Concernant la reprise des chantiers, les échanges entre gouvernement et fédérations du week-end dernier ont été très mal perçues sur le terrain, beaucoup de salariés du secteur remontant le sentiment qu’un chantage au chômage partiel était à l’œuvre. Même si le gouvernement a clarifié que tel n’était pas le cas, il est indispensable que des efforts de communication soient rapidement faits. Le secteur faisait déjà face à de graves difficultés de recrutement avant cette crise, il ne faudrait pas qu’elles soient encore amplifiées par celle-ci. Au niveau de l’EPA, nous sommes notamment vigilants à ce que – si reprise de chantiers il y a – ce soit systématiquement à l’initiative des entreprises, dans un cadre sûr pour les compagnons et dans le contexte d’un dialogue social apaisé au niveau de l’entreprise.

Quelles sont vos propositions pour solutionner les problèmes liés à cette situation dans la fabrique de la ville ?

C’est dans les jours et semaines qui viennent que se joue en grande partie la force de la reprise économique qui sera indispensable dès que la bataille sanitaire aura été gagnée. Au travers des établissements publics d’aménagement, l’Etat dispose d’outils capables d’agir au plus près des territoires, en lien étroit avec les collectivités territoriales. Dans ce contexte, nous nous battons d’abord pour obtenir le dégel de toutes les procédures et autorisations d’urbanisme afin d’éviter un effondrement du plan de charge de la filière post confinement. A plus long terme, nous devons tous tirer les leçons de cette crise. La première concerne la nécessité de relocaliser une partie des activités en France. Le BTP n’échappe pas à ce constat car plusieurs chantiers étaient susceptibles de s’arrêter avant le confinement faute de matériaux ou composants en provenance de Chine. Nous devons retrouver une autonomie, à minima européenne voire nationale. L’EPA a commencé à traiter ce sujet depuis plusieurs années avec la construction bois en circuit court, mais il faut aller plus loin. Deuxième point notable, nous sommes convaincus que c’est à partir des différents territoires que va se construire la relance indispensable après la fin de la crise sanitaire. C’est là une excellente opportunité pour aller plus loin dans la décentralisation en renforçant les outils dont disposent les Régions et Métropoles, en lien étroit avec les services déconcentrés de l’Etat.

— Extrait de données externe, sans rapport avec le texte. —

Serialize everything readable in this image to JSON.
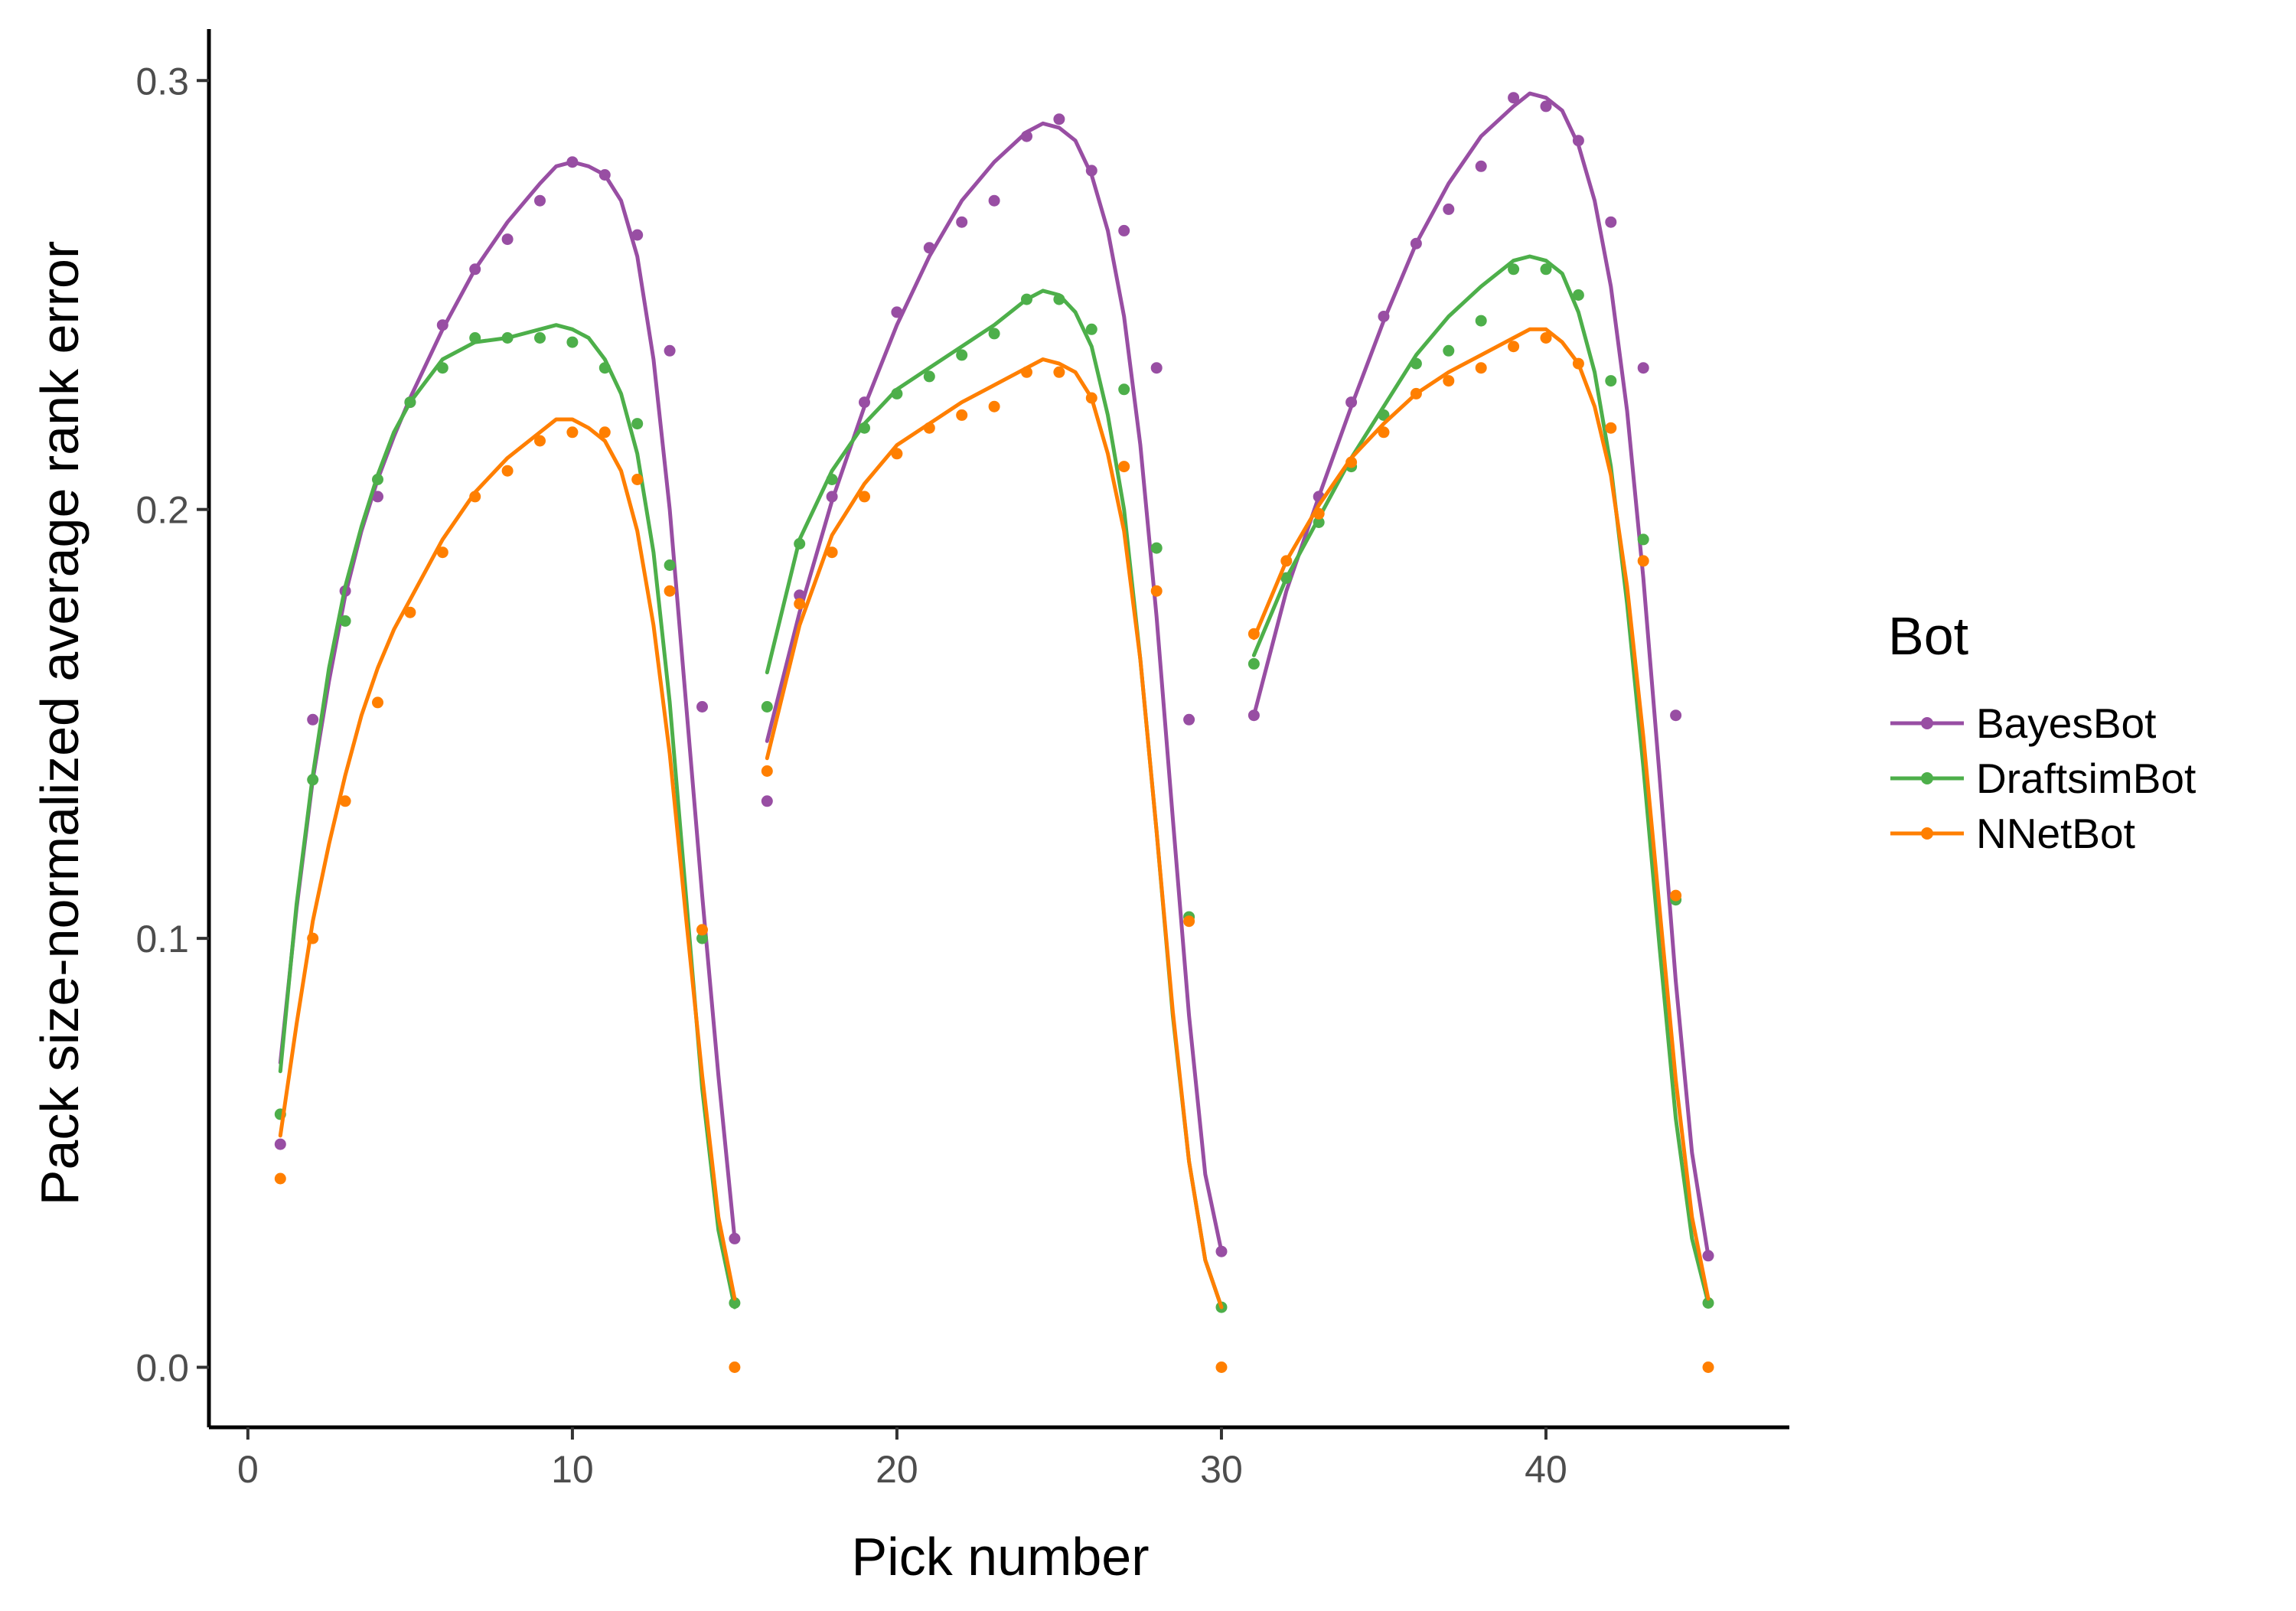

Cette crise va également réinterroger notre rapport à l’espace et à la mobilité. D’un côté, cette expérience du confinement et du télétravail « massif » va définitivement faire évoluer les perceptions des entreprises comme des salariés sur les modes d’organisation du travail, et donc sa géographie. Je suis persuadé que cela va avoir des impacts sur le phénomène de métropolisation, mais aussi sur l’immobilier. Si le logement devient un lieu de travail, cela induira des inflexions à long terme dans la pensée architecturale et la conception. Nous aurons aussi à aller plus loin dans la direction de la « dé-spécialisation » de l’immobilier ; sortir du « tout logement » et du « tout tertiaire » pour aller davantage vers des formes hybrides et résilientes.

Enfin, je m’interroge sur l’impact de cette crise sanitaire en matière de mobilité. Je ne suis pas sûr que notre expérience de distanciation sociale forcée nous incitera à remonter dans un bus ou un métro bondé le lendemain de la sortie de crise. Or nombre de politiques de métropolisation reposent sur une offre de transports publics très forte. Il sera probablement nécessaire de repenser cette approche de la mobilité, notamment vers des offres publiques de transport à la demande dont le modèle économique est rendu possible par l’automatisation des véhicules.